Re: [TLS] [Emu] Fwd: Benjamin Kaduk's Discuss on draft-ietf-emu-eap-tls13-13: (with DISCUSS and COMMENT)

[Martin Thomson <mt@lowentropy.net>]

Hi Alan,

On Tue, Jan 5, 2021, at 14:05, Alan DeKok wrote:
> On Jan 4, 2021, at 6:26 PM, Martin Thomson <mt@lowentropy.net> wrote:
> > Your point about reliability is confusing.  I've read Section 4.2 of RFC 3748 and while it says "A peer MUST allow for this circumstance as described in this note.", I see no explanation of how to concretely make that allowance.  Are you saying that EAP methods don't really use EAP-Success and condition their behaviour on other signals?
> 
>   EAP-Success by itself is *not* a reliable indication of Success.  See 
> RFC 3748 Section 4.2:
> 
>    Success and Failure packets MUST NOT be sent by an EAP authenticator
>    if the specification of the given method does not explicitly permit
>    the method to finish at that point.

This is fine.  What you might be concerned about is the nature of the signals that the EAP authenticator is receiving from TLS.  What you had in the case of TLS 1.2 was the stack providing bytes to send (which were to go in EAP-Request) and then, after everything is done, a positive signal saying that the handshake was complete and satisfactory.  That latter signal is the important one.

TLS 1.3 muddies things by allowing bytes to be sent *after* the complete+satisfactory signal from TLS.  That's what you are grappling with here.  What I'm suggesting is that you don't rely on looking at what bytes hit the wire, but wait until two conditions are complete:

1. The TLS stack says that it is content: the handshake is complete and it is OK with whatever the other side has provided.
2. The TLS stack has no more bytes to send.

The latter is likely where the confusion comes from, but if the stack doesn't produce bytes when you give it bytes, then you don't need to keep waiting.  For what you depend on, that's enough.

The mistake with sending application data is that there is no obligation on the part of the TLS stack to order its sending of NewSessionTicket relative to the application data.  Nor is is possible for you to correctly distinguish TLS data that contains your Confirmation Message from a record that just contains a little bit of a session ticket.  But you don't need to worry about that.

An example might help illustrate:

1. ... many steps occur
2. Client sends EAP-Response ending in a TLS Finished.
3. Server reads that message, processes it and determines that the handshake is complete and acceptable (e.g., checks the client certificate against its policy).
4. As the server is happy, it writes the Confirmation Message to TLS.
5. Server asks TLS stack for outstanding data to write; TLS stack provides a bunch of application_data records.
6. Server writes TLS records into an EAP-Request and sends it.
7. Client receives this and sends an empty EAP-Response.
8. Server sends EAP-Success.

This is, I assume what you intend here, with a little more detail around steps 3-5.  But what happens if the TLS stack prioritizes application data above its own maintenance such that at step 5 the Confirmation Message is written to the wire before the TLS NewSessionTicket?  Is that a problem?  What validation is the client expected to perform at step 7?

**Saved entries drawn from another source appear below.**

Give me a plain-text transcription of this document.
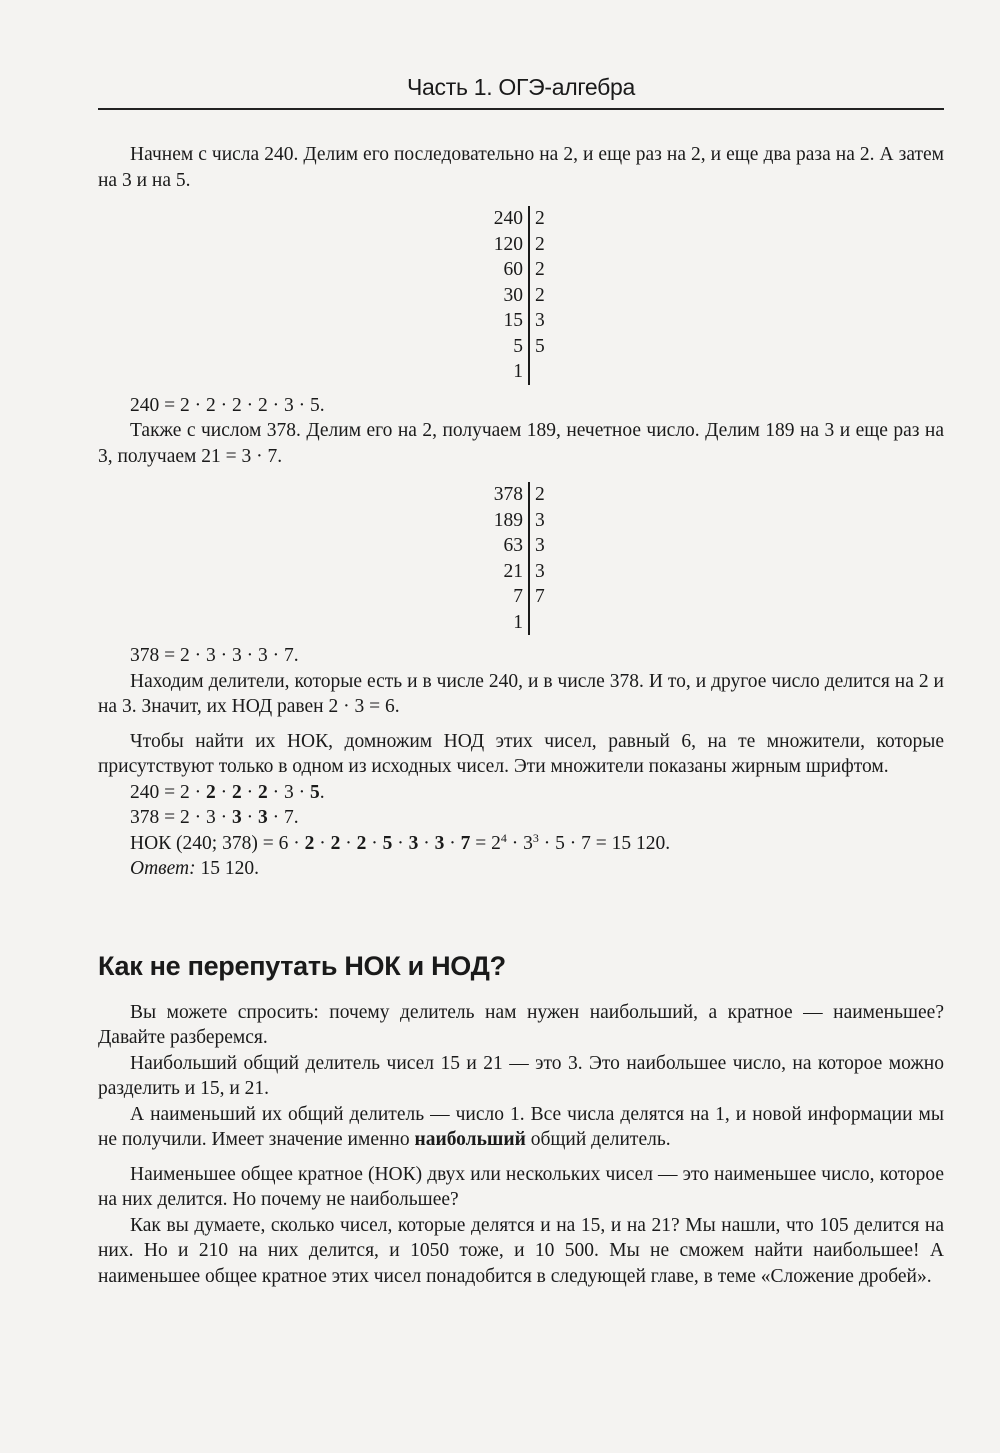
Часть 1. ОГЭ-алгебра

Начнем с числа 240. Делим его последовательно на 2, и еще раз на 2, и еще два раза на 2. А затем на 3 и на 5.

240	2
120	2
60	2
30	2
15	3
5	5
1	

240 = 2 · 2 · 2 · 2 · 3 · 5.

Также с числом 378. Делим его на 2, получаем 189, нечетное число. Делим 189 на 3 и еще раз на 3, получаем 21 = 3 · 7.

378	2
189	3
63	3
21	3
7	7
1	

378 = 2 · 3 · 3 · 3 · 7.

Находим делители, которые есть и в числе 240, и в числе 378. И то, и другое число делится на 2 и на 3. Значит, их НОД равен 2 · 3 = 6.

Чтобы найти их НОК, домножим НОД этих чисел, равный 6, на те множители, которые присутствуют только в одном из исходных чисел. Эти множители показаны жирным шрифтом.

240 = 2 · 2 · 2 · 2 · 3 · 5.

378 = 2 · 3 · 3 · 3 · 7.

НОК (240; $378) = 6 \cdot 2 \cdot 2 \cdot 2 \cdot 5 \cdot 3 \cdot 3 \cdot 7 = 2^4 \cdot 3^3 \cdot 5 \cdot 7 = 15$ 120.

Ответ: 15 120.

Как не перепутать НОК и НОД?

Вы можете спросить: почему делитель нам нужен наибольший, а кратное — наименьшее? Давайте разберемся.

Наибольший общий делитель чисел 15 и 21 — это 3. Это наибольшее число, на которое можно разделить и 15, и 21.

А наименьший их общий делитель — число 1. Все числа делятся на 1, и новой информации мы не получили. Имеет значение именно наибольший общий делитель.

Наименьшее общее кратное (НОК) двух или нескольких чисел — это наименьшее число, которое на них делится. Но почему не наибольшее?

Как вы думаете, сколько чисел, которые делятся и на 15, и на 21? Мы нашли, что 105 делится на них. Но и 210 на них делится, и 1050 тоже, и 10 500. Мы не сможем найти наибольшее! А наименьшее общее кратное этих чисел понадобится в следующей главе, в теме «Сложение дробей».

>   With TLS 1.3, we don't know if the authentication has completed until 
> the TLS layer sees either (a) CloseNotify, or (b) application data.  So 
> the EAP-TLS implementations cannot distinguish a "finished 
> authentication" EAP-Success from a "spoofed" EAP-Success.  Because the 
> EAP-TLS implementation has no idea of TLS is done, and therefore no way 
> to tell that the EAP-Success is permitted at this point in the 
> negotiation.

As I indicated in my response to Mohit, if the intent is to provide the client with a signal, then using TLS application data to do that is imperfect, but probably OK.  What would have been ideal is some EAP-layer message that is authenticated somehow.

>   Therefore, we need an explicit signal to the EAP-TLS layer that the 
> EAP-TLS method has finished.  Discussion on the list went back and 
> forth between CloseNotify and sending one octet of application data.  
> Implementations have done both.  The conclusion was that the one octet 
> of application data was slightly easier to implement.
> 
>   Plus, sending CloseNotify precluded the TLS layer from sending a TLS 
> Fatal Alert:  https://www.mail-archive.com/emu@ietf.org/msg03092.html, 
> which says in part:

I agree that sending a close_notify alert isn't ideal - during this process.  I also agree that making sure that genuine handshake failures are reported reliably using EAP-Request, that's just plain good sense.

I don't understand why you would want to send a fatal alert after successfully completing and accepting the handshake, but if that is something you care about, then that clearly rules out its use for signaling success.  I didn't suggest that.